The hydration of gas phase Na+ ions produced by electrospray ionization was investigated via high resolution time-of-flight mass spectrometry. Water clusters with up to 80 H2O units have been observed with attention to special peculiarities of mass peaks and structures in the envelope of the mass spectra. For solvated Na+-ions no particularly prominent peaks corresponding to "magic numbers" have been observed in the spectra. In addition, the mass spectra of Na+(H2O)(n) aggregates are compared with those of the H3O+(H2O)(n) system. As a very first step towards a theoretical understanding of the intensities of the experimental mass spectra we have calculated global minimum structures for the Na+(H2O)(n) system with n=4-25, using global geometry optimization methods and a simple model potential for this system. Structural and energetic trends and the systematic build-up of solvent shells of the clusters were studied. Within our simple theoretical model we have not observed (symmetric) clathratelike structures with a central Na+-ion inside as global minimum structures.
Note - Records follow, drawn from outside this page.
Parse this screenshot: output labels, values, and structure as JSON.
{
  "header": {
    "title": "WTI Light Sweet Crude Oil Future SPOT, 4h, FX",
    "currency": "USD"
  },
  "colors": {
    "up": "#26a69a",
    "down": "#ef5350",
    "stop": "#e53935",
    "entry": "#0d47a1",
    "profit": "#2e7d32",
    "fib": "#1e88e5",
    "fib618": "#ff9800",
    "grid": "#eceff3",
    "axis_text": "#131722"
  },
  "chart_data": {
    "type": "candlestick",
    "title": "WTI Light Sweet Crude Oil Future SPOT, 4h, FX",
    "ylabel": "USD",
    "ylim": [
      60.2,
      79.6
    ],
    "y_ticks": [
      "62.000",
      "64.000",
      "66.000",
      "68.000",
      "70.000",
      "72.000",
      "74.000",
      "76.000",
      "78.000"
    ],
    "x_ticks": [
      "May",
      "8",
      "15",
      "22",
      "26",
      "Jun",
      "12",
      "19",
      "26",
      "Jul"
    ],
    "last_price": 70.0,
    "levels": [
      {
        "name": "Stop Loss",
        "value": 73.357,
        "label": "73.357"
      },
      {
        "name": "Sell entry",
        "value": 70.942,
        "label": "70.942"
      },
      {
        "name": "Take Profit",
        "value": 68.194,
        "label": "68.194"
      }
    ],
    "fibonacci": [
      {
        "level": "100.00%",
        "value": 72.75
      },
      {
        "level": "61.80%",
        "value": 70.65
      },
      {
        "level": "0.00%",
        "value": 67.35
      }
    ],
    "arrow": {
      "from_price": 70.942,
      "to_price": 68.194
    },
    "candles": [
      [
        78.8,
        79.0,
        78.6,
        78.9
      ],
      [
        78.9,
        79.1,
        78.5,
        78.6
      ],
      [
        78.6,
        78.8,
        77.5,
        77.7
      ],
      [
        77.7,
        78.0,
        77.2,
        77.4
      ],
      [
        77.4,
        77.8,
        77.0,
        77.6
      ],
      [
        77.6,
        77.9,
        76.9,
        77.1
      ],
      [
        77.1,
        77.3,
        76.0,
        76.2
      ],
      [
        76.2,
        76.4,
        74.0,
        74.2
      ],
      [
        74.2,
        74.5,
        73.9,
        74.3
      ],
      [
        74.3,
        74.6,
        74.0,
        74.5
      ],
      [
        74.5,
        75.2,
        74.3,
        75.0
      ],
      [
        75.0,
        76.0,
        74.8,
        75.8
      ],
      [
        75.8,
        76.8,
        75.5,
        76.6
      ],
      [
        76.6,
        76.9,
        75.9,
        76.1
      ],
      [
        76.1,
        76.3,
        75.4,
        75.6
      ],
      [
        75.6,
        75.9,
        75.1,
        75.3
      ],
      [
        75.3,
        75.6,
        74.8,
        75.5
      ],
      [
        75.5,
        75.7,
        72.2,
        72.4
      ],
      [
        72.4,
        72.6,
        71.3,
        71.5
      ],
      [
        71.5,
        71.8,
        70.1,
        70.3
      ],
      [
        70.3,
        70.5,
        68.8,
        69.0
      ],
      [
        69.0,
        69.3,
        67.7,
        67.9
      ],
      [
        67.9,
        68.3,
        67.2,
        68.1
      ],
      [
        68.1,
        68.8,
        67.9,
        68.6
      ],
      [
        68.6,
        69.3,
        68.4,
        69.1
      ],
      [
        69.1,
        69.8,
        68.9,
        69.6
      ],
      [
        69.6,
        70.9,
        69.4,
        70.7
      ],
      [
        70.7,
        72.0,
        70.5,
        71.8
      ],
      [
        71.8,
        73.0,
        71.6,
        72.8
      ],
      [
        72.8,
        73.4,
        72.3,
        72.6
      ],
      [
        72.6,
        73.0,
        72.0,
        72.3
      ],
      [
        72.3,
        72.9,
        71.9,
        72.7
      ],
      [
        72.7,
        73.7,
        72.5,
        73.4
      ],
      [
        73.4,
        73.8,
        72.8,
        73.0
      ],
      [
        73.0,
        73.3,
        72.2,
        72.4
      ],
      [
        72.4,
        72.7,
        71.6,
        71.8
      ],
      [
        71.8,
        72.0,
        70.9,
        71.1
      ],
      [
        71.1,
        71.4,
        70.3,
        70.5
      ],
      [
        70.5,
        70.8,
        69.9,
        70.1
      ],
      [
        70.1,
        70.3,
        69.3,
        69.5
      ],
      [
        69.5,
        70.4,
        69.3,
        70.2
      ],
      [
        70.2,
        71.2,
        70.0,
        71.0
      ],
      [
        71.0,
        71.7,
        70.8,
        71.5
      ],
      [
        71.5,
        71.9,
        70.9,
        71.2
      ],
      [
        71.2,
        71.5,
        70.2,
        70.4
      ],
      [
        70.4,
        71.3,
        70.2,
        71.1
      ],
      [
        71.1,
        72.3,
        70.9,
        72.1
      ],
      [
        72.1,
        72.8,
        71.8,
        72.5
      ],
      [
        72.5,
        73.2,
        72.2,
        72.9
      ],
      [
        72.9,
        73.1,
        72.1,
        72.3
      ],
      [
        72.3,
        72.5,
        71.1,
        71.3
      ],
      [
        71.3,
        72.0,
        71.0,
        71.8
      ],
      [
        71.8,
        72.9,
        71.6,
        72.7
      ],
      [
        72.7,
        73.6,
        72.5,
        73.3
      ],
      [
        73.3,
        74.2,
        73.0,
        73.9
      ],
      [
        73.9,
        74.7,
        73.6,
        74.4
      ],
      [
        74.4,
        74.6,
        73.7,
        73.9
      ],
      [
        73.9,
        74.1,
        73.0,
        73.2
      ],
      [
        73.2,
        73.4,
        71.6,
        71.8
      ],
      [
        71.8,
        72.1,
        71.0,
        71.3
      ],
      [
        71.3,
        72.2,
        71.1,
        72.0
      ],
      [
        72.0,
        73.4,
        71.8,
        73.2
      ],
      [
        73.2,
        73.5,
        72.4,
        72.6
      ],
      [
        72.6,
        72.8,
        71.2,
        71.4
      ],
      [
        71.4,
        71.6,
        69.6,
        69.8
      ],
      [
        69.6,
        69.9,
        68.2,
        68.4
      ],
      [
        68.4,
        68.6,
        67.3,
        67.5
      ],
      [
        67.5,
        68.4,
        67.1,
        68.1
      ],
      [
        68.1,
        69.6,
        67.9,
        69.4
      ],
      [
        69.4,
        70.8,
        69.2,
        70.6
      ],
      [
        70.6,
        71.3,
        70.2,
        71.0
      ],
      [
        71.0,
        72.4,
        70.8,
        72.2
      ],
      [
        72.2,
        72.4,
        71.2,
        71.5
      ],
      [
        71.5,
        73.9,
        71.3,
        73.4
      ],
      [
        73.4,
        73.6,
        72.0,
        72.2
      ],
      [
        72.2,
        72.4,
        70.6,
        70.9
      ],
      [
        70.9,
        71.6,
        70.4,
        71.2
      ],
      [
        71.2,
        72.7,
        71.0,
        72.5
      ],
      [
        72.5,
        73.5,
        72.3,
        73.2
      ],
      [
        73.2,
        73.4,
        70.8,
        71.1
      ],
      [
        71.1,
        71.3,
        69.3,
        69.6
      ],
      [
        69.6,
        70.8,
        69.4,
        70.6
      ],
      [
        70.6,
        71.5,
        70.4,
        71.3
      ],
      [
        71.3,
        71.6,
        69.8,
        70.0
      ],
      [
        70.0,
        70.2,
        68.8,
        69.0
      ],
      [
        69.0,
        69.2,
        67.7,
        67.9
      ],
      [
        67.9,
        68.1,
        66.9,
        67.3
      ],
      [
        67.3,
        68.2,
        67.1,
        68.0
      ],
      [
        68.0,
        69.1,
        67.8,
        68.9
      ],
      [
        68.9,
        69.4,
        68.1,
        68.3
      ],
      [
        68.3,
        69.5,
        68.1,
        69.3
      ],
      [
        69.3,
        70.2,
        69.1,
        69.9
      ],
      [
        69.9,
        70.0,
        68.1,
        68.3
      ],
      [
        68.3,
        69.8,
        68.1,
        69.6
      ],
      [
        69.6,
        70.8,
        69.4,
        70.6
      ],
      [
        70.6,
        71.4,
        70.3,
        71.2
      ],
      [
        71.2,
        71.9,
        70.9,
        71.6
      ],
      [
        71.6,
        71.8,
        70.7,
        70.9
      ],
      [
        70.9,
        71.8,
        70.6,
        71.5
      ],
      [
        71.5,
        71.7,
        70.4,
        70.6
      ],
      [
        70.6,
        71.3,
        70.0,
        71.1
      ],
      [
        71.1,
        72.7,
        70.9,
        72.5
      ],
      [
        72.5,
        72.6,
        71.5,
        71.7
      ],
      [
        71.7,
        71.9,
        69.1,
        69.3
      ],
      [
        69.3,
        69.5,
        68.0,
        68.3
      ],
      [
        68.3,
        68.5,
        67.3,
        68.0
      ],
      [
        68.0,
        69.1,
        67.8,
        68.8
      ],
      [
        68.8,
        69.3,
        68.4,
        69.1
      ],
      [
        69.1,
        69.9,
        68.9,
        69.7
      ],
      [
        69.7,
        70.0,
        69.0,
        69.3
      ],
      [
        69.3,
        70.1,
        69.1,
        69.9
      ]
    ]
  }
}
Instead, a structural transition for n between 17 and 18 water units was found, in agreement with the experimental observations. The unimportance of clathratelike structures and the competition between the two structural principles discovered in this work are proposed as an explanation for the notorious lack of "magic" numbers in the mass spectrum of Na+(H2O)(n) clusters. (C) 2002 American Institute of Physics.